27 years behind bars

(the right side)

An interview with Peter Francis, governor of HMP Liverpool

Peter Francis is the newly appointed governor of HMP Liverpool.

As a 23 year old, married with a new baby and with an offer from both the Prison Service and Fire Service on the table, he chose the Prison officer job as, in his words: “The Prison Service paid more, so I joined the Prison Service”.

While this may have seemed like a flippant decision at the time, 27 years later he is at the highest rank of his profession after working hard and making his way up the hierarchy.

HMP Liverpool

Peter joined the service as a basic grade officer in 1987, after which he says he: “just progressed; did the exams I needed to do, passed the things I needed to pass and just kept climbing up through the ranks”.

He re-joined Liverpool prison having worked there previously as an officer, returning years later as governor — a first for the prison.

All glory aside, Peter explains that the role of prison governor is a great responsibility: “I’m on call 24 hours a day, every day.

“A typical day for me is: get into work about 7.30 in the morning, see what’s happened overnight, get reports from my duty governors and orderly officers and then deal with everything in the prison.

“Two or three days a week I’ll do adjudications on prisoners, which is an internal discipline system, so if prisoners break the rules or misbehave I act as judge really; listen to the evidence, decide whether or not the prisoner is guilty, what they've been charged with and then give them a suitable punishment or dismiss it if there’s enough evidence.”.

As the figurehead, Peter is also responsible for the prison’s £28 million budget as well as for every aspect of the prison’s management.

He says: “In the Prison Service you have to be a leader because you’re dealing with everything from the most basic thing to a full scale riot — you have to deal with everything”.

Indeed, Peter is one of only two governors in the UK who lead riot teams, joining officers in riot gear to restore peace.

Peter, who lives with his family near Preston, says: “Two Sundays ago, there was a disturbance at Haverigg Prison. My phone goes at 3 o’clock: ‘Will you go to Haverigg, there’s a disturbance’.

Peter’s day can go from writing to riot gear

“So I literally can go from sitting down managing the budget for the prison, to putting on riot gear and going to another prison to restore order. It’s not just about sitting behind a desk”.

Asked on his view of the sometimes overused media view that prison is like a holiday camp, Peter explains that for 12 hours a day, prisoners are in their cells and the rest of the time is spent either performing work duties or attending education programmes:

A typical day for inmates

“At 7.45am, the prisoners are up. They clean their cells and then they’re allowed to go outside for a little exercise for a few minutes.

“From 8.30am to 11.45am the prisoners go to education workshops before taking lunch for an hour and then returning to workshops until 4.45pm where they return to their cells for dinner.

“All prisoners are locked up by 7.30pm until unlock the following morning”.

Rehabilitation and reintegration of prisoners plays a huge part of their time at HMP Liverpool, where training in job skills to allow prisoners to lead a normal life on their release includes painting and decorating, kitchen-fitting, plastering and plumbing.

John Timpson “We are making a difference to the lives of ex-offenders”

Timpson, who is the largest employer of ex-offenders in the country, has also built a workshop in the prison, where prisoners are trained by Timpson staff in all aspects of the business (including, ironically, key-cutting) and are offered a guaranteed interview with the company upon release.

The prisoners have televisions in their cells, but they are not the plasma screens with the top movie package that some may be lead to believe: “Never mind what you’ve heard.
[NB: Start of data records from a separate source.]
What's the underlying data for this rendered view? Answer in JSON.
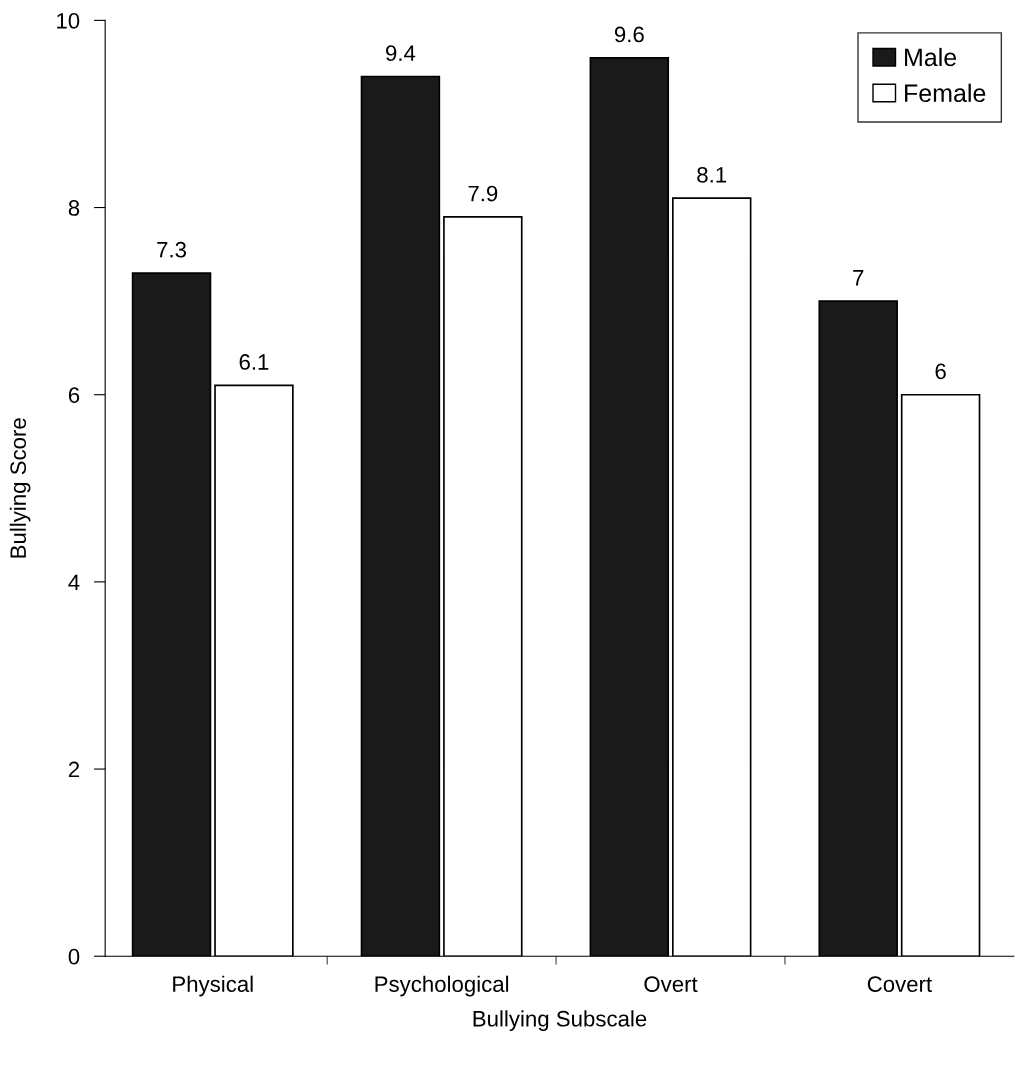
{
  "chart_data": {
    "type": "bar",
    "xlabel": "Bullying Subscale",
    "ylabel": "Bullying Score",
    "categories": [
      "Physical",
      "Psychological",
      "Overt",
      "Covert"
    ],
    "series": [
      {
        "name": "Male",
        "color": "#1a1a1a",
        "values": [
          7.3,
          9.4,
          9.6,
          7
        ]
      },
      {
        "name": "Female",
        "color": "#ffffff",
        "values": [
          6.1,
          7.9,
          8.1,
          6
        ]
      }
    ],
    "ylim": [
      0,
      10
    ],
    "yticks": [
      0,
      2,
      4,
      6,
      8,
      10
    ],
    "grid": false,
    "legend": "top right",
    "data_labels": true
  }
}
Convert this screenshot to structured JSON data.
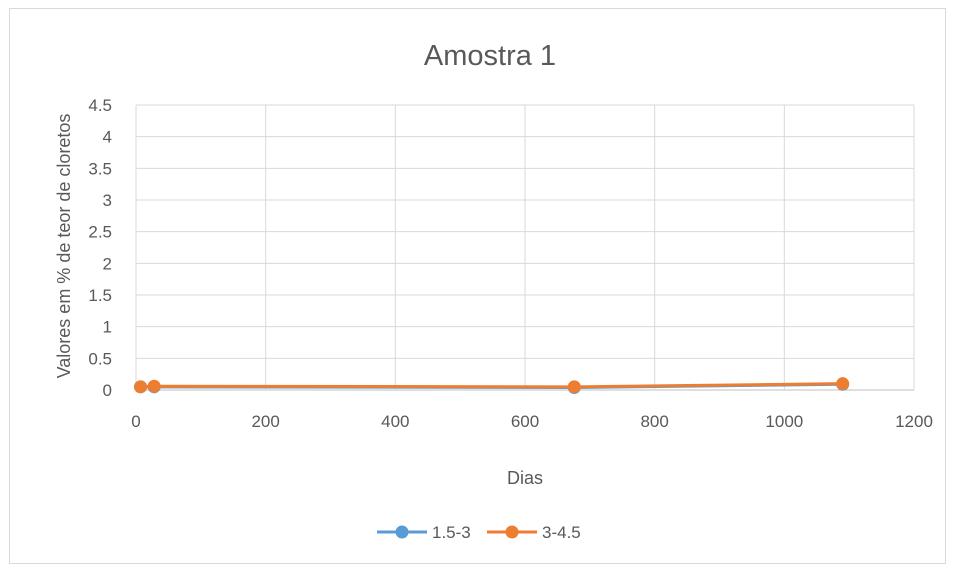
{
  "chart_data": {
    "type": "scatter",
    "title": "Amostra 1",
    "xlabel": "Dias",
    "ylabel": "Valores em % de teor de cloretos",
    "xlim": [
      0,
      1200
    ],
    "ylim": [
      0,
      4.5
    ],
    "x_ticks": [
      "0",
      "200",
      "400",
      "600",
      "800",
      "1000",
      "1200"
    ],
    "y_ticks": [
      "0",
      "0.5",
      "1",
      "1.5",
      "2",
      "2.5",
      "3",
      "3.5",
      "4",
      "4.5"
    ],
    "x_tick_values": [
      0,
      200,
      400,
      600,
      800,
      1000,
      1200
    ],
    "y_tick_values": [
      0,
      0.5,
      1,
      1.5,
      2,
      2.5,
      3,
      3.5,
      4,
      4.5
    ],
    "grid": true,
    "legend_position": "bottom",
    "series": [
      {
        "name": "1.5-3",
        "color": "#5b9bd5",
        "points": [
          [
            7,
            0.05
          ],
          [
            28,
            0.05
          ],
          [
            676,
            0.04
          ],
          [
            1090,
            0.09
          ]
        ]
      },
      {
        "name": "3-4.5",
        "color": "#ed7d31",
        "points": [
          [
            7,
            0.05
          ],
          [
            28,
            0.06
          ],
          [
            676,
            0.05
          ],
          [
            1090,
            0.1
          ]
        ]
      }
    ]
  }
}
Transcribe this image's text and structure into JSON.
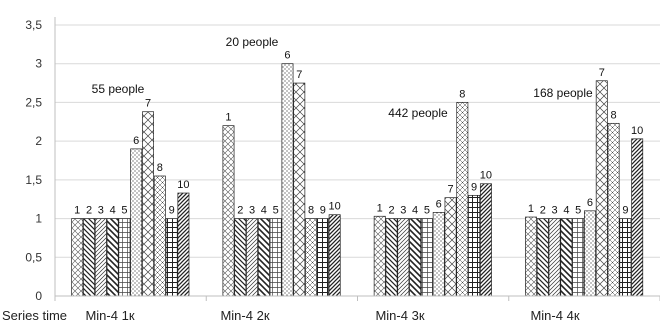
{
  "chart_data": {
    "type": "bar",
    "title": "",
    "xlabel": "Series time",
    "ylabel": "",
    "ylim": [
      0,
      3.5
    ],
    "yticks": [
      "0",
      "0,5",
      "1",
      "1,5",
      "2",
      "2,5",
      "3",
      "3,5"
    ],
    "grid": true,
    "legend": "none",
    "categories": [
      "Min-4 1к",
      "Min-4 2к",
      "Min-4 3к",
      "Min-4 4к"
    ],
    "series": [
      {
        "label": "1",
        "values": [
          1.0,
          2.2,
          1.03,
          1.02
        ]
      },
      {
        "label": "2",
        "values": [
          1.0,
          1.0,
          1.0,
          1.0
        ]
      },
      {
        "label": "3",
        "values": [
          1.0,
          1.0,
          1.0,
          1.0
        ]
      },
      {
        "label": "4",
        "values": [
          1.0,
          1.0,
          1.0,
          1.0
        ]
      },
      {
        "label": "5",
        "values": [
          1.0,
          1.0,
          1.0,
          1.0
        ]
      },
      {
        "label": "6",
        "values": [
          1.9,
          3.0,
          1.08,
          1.1
        ]
      },
      {
        "label": "7",
        "values": [
          2.38,
          2.75,
          1.27,
          2.78
        ]
      },
      {
        "label": "8",
        "values": [
          1.55,
          1.0,
          2.5,
          2.23
        ]
      },
      {
        "label": "9",
        "values": [
          1.0,
          1.0,
          1.3,
          1.0
        ]
      },
      {
        "label": "10",
        "values": [
          1.33,
          1.05,
          1.45,
          2.03
        ]
      }
    ],
    "annotations": [
      "55 people",
      "20 people",
      "442 people",
      "168 people"
    ]
  }
}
They’ve never had Sky TV, they’ve never had the football on” Peter says, adding that TVs were introduced to ease the need for staff in the evening, enabling them to confine prisoners to their cells earlier.

Praising the work of his staff, Peter says that prison officers don’t get enough credit for what they do: “There’s 1,800 of the most violent criminals in Liverpool prison and there’s only about 120 staff.

“What keeps the lid on? Why isn’t the place on fire from end to end? Because of the job the officers do”.

What’s next for Peter? “Retirement”, he says smiling, adding he plans to “walk my dog, watch Everton and become a pain to my children” with the possibility of becoming a consultant for the prison service.

With almost 40 years of experience under his belt, it would certainly be a shame to keep it all under lock and key.